The most hardy µ to date, the Olympus µ 720 SW is a waterproof, 7.1-megapixel camera that's fully submersible up to 3m, for an hour at a time. This ultracompact µ is also shockproof (putting the S in SW), rated to withstand a drop of 1.5m. Sleek, responsive and outfitted with image stabilisation, the µ 720 SW makes a rugged and welcome travel companion.
Considering its stainless-steel body and solid, watertight build, the µ 720 SW is remarkably thin and light -- only 20mm wide and 164g with battery and optional XD-Picture Card installed. Contributing to the trim design, as well as the camera's watertight durability, is the fact that the f/3.5-to-f/5.0, 38mm-to-114mm zoom lens (35mm equivalent) doesn't protrude at all from the camera body. The nearly wafer-thin 3.7V lithium battery pack doesn't take up much space either.
This ruggedly handsome companion is just a little inaccessible though -- you'll need some time to get to know its intricacies. While the µ 720 SW offers some useful features, they aren't always easy to reach. The digital image-stabilisation implementation is a good example. In other cameras, you can simply press a button to enable and disable image stabilisation, while in the 720 SW, it's a mode in and of itself. In other words, you have to plan to shoot in image-stabilisation mode. If you're shooting in program or full auto mode and notice the effects of camera shake, switching to image-stabilisation mode restores the settings (that is, flash or ISO) you were previously using.
Just as cumbersome is selecting one of the 25 scene modes. A single button on the back controls capture modes -- press it repeatedly to select among auto, image stabilisation and scene mode settings. (Neither manual nor aperture or shutter priority are offered.) Combine that with scrolling through a list of 25 scenes, and you end up pushing a lot of buttons to access basic features such as movie mode or slow-sync flash.
Thankfully, this camera performs reasonably well under the hood. Shutter lag was 0.8 seconds in our tests, though it feels shorter while you're shooting. It took about 3.1 seconds to power up the camera and take a shot and less than 3 seconds between shots, with flash adding another second. Sequential shooting is sluggish at the highest resolution -- just 1.6fps, capped at 4 shots. At 3.8fps for an effectively unlimited number of shots, high-speed burst is better, though it requires dropping to 3-megapixel resolution.

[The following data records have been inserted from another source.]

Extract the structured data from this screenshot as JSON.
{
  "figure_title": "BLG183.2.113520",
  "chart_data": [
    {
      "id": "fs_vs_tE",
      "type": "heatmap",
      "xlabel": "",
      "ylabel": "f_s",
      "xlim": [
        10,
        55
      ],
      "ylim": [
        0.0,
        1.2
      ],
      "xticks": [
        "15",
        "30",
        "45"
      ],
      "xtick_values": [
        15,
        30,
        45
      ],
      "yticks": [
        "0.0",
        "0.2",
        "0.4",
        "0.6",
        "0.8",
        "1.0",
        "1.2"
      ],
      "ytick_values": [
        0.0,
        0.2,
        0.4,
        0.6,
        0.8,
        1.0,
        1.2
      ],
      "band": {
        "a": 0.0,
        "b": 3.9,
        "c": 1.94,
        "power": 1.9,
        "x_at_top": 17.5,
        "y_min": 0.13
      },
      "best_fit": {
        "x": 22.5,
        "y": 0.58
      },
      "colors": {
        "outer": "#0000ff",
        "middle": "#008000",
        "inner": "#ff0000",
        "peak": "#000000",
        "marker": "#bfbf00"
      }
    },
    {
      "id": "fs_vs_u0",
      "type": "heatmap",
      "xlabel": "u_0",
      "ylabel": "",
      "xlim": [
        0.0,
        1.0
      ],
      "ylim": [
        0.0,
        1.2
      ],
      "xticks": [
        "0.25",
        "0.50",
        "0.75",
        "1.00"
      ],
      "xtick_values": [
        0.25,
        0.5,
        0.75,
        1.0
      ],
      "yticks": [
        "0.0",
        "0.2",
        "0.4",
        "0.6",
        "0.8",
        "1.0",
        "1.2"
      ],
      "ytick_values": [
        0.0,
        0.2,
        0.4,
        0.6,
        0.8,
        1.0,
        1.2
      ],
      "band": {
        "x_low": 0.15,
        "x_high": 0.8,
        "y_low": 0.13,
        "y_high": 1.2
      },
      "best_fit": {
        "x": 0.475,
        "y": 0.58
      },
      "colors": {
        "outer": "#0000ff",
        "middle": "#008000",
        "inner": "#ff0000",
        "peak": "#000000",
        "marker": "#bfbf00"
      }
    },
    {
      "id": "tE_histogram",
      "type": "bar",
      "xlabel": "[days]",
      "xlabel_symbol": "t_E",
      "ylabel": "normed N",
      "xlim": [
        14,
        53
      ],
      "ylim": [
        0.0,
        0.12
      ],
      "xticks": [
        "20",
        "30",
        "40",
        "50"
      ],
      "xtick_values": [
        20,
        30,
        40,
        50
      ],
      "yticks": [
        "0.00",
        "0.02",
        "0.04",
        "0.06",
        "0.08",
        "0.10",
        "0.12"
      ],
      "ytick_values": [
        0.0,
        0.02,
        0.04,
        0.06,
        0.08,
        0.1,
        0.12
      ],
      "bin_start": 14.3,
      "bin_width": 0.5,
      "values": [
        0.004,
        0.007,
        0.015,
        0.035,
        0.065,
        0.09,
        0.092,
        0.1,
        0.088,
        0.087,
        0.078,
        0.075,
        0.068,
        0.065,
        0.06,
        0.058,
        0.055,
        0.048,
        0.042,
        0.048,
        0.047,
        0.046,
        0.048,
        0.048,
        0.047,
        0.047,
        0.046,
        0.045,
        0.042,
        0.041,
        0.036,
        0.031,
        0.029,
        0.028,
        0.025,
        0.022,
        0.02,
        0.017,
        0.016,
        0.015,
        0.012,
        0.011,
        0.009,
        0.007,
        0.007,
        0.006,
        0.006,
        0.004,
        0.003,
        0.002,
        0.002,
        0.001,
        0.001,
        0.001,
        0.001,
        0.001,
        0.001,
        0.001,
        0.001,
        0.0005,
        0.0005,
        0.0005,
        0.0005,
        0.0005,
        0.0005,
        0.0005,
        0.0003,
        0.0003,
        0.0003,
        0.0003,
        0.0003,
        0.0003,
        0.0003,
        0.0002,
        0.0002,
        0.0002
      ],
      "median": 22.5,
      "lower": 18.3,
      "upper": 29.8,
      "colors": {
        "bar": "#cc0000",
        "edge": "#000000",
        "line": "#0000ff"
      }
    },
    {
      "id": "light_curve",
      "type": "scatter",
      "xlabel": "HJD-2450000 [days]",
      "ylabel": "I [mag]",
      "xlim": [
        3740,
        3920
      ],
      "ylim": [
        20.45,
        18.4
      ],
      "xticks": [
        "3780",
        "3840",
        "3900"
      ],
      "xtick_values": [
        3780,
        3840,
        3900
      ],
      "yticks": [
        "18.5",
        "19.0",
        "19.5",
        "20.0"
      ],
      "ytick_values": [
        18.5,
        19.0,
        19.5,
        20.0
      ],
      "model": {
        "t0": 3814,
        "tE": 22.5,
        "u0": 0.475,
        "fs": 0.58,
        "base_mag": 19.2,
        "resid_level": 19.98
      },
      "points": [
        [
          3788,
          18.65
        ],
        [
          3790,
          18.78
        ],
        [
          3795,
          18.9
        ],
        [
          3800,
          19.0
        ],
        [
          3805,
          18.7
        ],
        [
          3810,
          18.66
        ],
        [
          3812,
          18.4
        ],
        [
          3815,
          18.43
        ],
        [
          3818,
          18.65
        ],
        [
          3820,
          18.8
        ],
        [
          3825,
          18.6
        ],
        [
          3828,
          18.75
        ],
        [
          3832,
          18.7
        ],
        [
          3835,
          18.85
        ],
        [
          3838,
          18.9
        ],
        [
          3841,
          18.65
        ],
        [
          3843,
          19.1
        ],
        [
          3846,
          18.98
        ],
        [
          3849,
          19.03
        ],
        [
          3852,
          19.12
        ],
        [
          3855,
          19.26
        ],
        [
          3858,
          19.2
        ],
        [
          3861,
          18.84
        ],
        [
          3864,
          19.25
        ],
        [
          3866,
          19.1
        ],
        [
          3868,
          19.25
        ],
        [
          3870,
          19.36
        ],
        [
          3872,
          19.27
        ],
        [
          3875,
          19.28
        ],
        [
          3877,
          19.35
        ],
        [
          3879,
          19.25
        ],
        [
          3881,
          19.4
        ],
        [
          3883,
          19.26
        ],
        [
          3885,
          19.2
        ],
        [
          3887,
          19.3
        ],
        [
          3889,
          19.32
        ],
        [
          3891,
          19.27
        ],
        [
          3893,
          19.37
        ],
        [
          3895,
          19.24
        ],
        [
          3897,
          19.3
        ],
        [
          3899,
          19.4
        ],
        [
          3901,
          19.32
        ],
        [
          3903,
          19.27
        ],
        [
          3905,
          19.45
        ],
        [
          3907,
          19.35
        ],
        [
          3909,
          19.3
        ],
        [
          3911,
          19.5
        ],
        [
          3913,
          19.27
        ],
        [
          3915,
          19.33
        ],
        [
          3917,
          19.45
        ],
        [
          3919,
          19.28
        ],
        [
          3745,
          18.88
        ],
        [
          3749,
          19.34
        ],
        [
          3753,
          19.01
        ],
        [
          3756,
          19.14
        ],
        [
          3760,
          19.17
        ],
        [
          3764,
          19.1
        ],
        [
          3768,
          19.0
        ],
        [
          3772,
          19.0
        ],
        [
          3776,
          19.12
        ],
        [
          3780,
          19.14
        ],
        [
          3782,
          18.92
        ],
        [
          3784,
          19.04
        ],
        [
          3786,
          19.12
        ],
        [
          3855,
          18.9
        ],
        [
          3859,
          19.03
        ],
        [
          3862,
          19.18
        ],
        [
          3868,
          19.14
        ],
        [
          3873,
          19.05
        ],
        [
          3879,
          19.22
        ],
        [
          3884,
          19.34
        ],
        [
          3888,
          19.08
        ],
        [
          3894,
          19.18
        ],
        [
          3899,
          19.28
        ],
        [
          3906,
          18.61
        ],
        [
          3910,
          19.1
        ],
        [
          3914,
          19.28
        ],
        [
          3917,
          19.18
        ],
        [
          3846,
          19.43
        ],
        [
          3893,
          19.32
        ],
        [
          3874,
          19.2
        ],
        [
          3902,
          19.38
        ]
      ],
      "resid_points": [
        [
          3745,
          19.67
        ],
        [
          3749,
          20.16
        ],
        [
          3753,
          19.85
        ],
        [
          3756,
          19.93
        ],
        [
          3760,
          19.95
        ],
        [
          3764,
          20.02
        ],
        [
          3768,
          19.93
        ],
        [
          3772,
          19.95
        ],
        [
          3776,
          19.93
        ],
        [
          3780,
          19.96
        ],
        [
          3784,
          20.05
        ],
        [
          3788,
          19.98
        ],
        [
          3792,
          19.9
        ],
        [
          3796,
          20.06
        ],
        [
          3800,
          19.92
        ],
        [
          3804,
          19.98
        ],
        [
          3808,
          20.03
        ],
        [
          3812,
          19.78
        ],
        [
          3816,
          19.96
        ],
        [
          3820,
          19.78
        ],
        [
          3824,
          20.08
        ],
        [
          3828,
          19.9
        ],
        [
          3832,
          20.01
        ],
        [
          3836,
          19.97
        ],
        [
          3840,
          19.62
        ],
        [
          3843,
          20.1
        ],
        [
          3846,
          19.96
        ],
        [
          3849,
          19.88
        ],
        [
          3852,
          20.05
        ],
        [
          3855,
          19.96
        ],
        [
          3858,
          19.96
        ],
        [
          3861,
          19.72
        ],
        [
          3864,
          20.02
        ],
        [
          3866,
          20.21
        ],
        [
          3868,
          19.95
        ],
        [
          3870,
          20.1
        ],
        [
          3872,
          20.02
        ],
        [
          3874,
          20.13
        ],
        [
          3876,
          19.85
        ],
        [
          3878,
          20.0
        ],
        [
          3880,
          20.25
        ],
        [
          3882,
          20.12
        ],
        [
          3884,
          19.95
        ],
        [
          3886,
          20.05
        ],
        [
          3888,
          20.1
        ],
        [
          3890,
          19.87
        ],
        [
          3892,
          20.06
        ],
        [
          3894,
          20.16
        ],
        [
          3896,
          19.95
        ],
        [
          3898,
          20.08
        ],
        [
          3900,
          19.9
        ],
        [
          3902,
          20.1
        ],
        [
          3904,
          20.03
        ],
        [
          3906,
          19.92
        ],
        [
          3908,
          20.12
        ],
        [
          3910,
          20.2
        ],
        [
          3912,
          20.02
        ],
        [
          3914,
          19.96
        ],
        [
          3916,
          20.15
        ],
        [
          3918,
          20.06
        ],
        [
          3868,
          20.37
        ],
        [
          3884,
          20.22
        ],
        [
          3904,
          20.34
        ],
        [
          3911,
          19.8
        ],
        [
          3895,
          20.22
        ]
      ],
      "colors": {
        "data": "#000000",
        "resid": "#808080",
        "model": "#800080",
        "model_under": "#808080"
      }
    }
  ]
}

Clearly, the Olympus µ 720 SW was designed for the open road, as reflected in the shots it takes. Quality is best under daylight, exhibiting natural colour and very good detail. Indoors, picture quality is acceptable but prone to noticeable amounts of visual noise -- as often found, noise increases with the ISO, which is user-selectable up to ISO 1,600 and tops out at ISO 2,500 in low-light scene modes. Those willing to apply noise-removal filters afterwards will be pleased by the wide ISO range, but some images taken at the widest lens setting (equivalent to 38mm, which isn't that much) revealed noticeable barrel distortion.